Viel Vitamin C, reich an Mineralstoffen und wenig Kalorien: Sauerkraut. Für manche gilt es deshalb auch als Superfood. Damit aus Weiß- oder Spitzkohl das säuerliche Kraut wird, machen sich Milchsäurebakterien ans Gärungswerk. Ihnen wird oftmals eine positive Wirkung für unseren Körper und unsere Gesundheit nachgesagt. Warum? Damit haben sich Wissenschaftler an der Universität Leipzig beschäftigt. Sie fanden einen Rezeptor, also eine Art Antenne, der durch Signale von Bakterien aktiviert wird, die in fermentierten Lebensmitteln wie Sauerkraut, Miso und Kimchi vorkommen. So wird das Immunsystem angesprochen. Diesen Rezeptor fanden die Forscher beim Menschen – und beim Menschenaffen. Sie werten ihre Studie als neuen Einblick „in die evolutionäre Dynamik zwischen Mikroben und Immunsystem“.

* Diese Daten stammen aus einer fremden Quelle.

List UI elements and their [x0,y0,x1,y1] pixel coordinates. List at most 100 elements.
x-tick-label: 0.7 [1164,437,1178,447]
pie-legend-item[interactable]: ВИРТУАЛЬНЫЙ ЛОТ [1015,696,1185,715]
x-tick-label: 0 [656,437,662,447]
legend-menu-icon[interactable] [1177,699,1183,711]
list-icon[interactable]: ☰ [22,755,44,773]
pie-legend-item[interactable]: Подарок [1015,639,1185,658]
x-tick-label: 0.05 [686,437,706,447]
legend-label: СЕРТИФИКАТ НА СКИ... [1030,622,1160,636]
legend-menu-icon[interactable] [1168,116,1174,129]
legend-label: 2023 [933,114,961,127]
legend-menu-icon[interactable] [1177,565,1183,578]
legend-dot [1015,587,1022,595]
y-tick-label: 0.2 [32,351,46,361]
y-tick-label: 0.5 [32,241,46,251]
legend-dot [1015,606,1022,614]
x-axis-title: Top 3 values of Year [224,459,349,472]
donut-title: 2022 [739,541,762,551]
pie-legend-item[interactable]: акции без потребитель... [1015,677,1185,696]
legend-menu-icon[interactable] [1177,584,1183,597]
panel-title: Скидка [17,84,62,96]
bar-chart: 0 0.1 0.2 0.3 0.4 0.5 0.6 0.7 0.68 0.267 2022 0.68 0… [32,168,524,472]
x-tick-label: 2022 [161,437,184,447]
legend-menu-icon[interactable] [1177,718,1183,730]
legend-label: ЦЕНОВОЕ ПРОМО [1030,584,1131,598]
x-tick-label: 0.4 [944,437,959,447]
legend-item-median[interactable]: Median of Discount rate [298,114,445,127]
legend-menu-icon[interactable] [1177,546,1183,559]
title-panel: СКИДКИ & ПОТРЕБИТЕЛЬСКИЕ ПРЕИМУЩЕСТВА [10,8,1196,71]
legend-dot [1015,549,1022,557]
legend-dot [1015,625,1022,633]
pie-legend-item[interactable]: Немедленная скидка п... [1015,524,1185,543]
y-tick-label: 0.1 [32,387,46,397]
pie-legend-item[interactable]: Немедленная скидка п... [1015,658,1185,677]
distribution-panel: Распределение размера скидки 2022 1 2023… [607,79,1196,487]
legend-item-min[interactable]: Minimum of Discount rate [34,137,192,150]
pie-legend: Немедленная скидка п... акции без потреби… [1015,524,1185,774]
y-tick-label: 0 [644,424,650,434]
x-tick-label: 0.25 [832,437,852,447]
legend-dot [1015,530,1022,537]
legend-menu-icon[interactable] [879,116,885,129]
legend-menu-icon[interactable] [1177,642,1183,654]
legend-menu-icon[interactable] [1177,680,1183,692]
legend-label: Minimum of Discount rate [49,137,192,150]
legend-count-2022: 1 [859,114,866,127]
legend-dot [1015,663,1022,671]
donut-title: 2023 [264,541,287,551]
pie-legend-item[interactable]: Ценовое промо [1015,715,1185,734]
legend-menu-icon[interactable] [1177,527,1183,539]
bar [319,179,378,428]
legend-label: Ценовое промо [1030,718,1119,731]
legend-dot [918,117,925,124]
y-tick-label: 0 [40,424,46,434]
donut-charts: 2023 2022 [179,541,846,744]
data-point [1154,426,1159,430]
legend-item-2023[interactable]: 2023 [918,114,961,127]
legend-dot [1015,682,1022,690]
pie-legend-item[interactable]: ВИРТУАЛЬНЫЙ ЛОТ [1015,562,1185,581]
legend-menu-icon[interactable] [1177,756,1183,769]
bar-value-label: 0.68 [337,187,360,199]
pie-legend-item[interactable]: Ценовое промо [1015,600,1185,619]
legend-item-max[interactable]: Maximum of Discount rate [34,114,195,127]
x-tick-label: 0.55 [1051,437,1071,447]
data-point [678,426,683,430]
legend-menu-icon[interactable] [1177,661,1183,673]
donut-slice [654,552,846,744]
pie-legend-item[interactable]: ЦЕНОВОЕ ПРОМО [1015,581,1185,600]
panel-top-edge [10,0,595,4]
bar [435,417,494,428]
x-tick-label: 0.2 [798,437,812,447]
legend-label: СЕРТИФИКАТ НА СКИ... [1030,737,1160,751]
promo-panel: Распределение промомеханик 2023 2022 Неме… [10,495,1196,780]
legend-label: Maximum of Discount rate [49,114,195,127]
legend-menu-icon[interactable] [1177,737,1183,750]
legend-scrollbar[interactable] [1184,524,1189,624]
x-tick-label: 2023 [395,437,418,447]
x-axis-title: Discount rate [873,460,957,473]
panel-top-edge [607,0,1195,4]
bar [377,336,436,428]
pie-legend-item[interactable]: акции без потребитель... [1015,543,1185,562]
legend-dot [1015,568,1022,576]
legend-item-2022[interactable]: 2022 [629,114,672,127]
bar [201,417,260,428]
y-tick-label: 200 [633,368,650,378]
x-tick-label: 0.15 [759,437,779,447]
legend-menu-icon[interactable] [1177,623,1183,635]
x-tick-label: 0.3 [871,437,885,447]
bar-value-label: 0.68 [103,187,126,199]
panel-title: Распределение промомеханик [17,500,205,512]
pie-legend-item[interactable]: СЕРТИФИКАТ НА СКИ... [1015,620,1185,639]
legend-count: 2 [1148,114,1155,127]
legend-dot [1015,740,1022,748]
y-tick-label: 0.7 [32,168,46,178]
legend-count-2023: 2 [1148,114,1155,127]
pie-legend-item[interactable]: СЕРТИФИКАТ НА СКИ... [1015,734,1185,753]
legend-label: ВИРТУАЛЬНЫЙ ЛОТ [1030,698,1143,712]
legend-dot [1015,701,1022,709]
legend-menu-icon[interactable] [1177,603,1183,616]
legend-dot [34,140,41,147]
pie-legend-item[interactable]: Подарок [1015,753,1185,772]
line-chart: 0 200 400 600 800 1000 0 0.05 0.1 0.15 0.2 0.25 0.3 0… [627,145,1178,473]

Immunsystem enthält Signale
Milchsäurebakterien nehmen wir entweder mit fermentierter Nahrung auf oder sie besiedeln nach Auskunft der Forscher dauerhaft den Darm. Das Team in Leipzig deckten nun die molekularen Mechanismen auf, wie diese Bakterien mit unserem Körper interagieren – und sich die Immunzellen in Bewegung setzen. „Im Reagenzglas konnten wir sehen, dass Monozyten, eine besondere Art von Immunzellen, zu diesem Signal migrieren“, schildert Studienleiterin Dr. Claudia Stäubert im Interview mit dem österreichischen Radiosprogramm Ö1. Das Immunsystem könne darauf auf zwei Arten reagieren: „Entweder es beginnt damit, Bakterien zu bekämpfen. Oder das Immunsystem erkennt durch das spezielle Signal: Da kommen zwar Bakterien, aber sie sind gut, wir müssen sie nicht bekämpfen.“
Der Rezeptor HCA3 – Gemeinsamkeit bei Mensch und Menschenaffe
Zunächst untersuchten die Forscher Proteine auf der Oberfläche von Zellen, die Hydroxycarboxylsäure (HCA)-Rezeptoren genannt werden. Die meisten Säugetiere haben zwei Arten von diesem Rezeptor. Der Menschen und der Menschenaffe verfügen allerdings über einen dritten, den HCA3. Die Wissenschaftler gehen davon aus, dass er eine Art evolutionäres Überbleibsel ist und zu einer Zeit der großen Veränderungen entstand. Dabei wurden auch der Lebensraum und das Nahrungsangebot so beeinflusst, dass ein neuer Lebensstil entstand. Sein Kennzeichen: Weniger frisches Obst, stattdessen mehr Früchte, die heruntergefallen und fermentiert waren. Das Team an der Leipziger Universität ist der Auffassung, dass der HCA3-Rezeptor möglicherweise in diesem Szenario einen entscheidenden Vorteil darstellte. „Wir haben im Zuge dieser Studie entdeckt, dass eine Substanz, die in hohen Konzentrationen in fermentierter Nahrung wie Sauerkraut vorkommt, den Rezeptor HCA3 aktiviert und so die Funktion des menschlichen Immunsystems beeinflusst“, berichtet Stäubert.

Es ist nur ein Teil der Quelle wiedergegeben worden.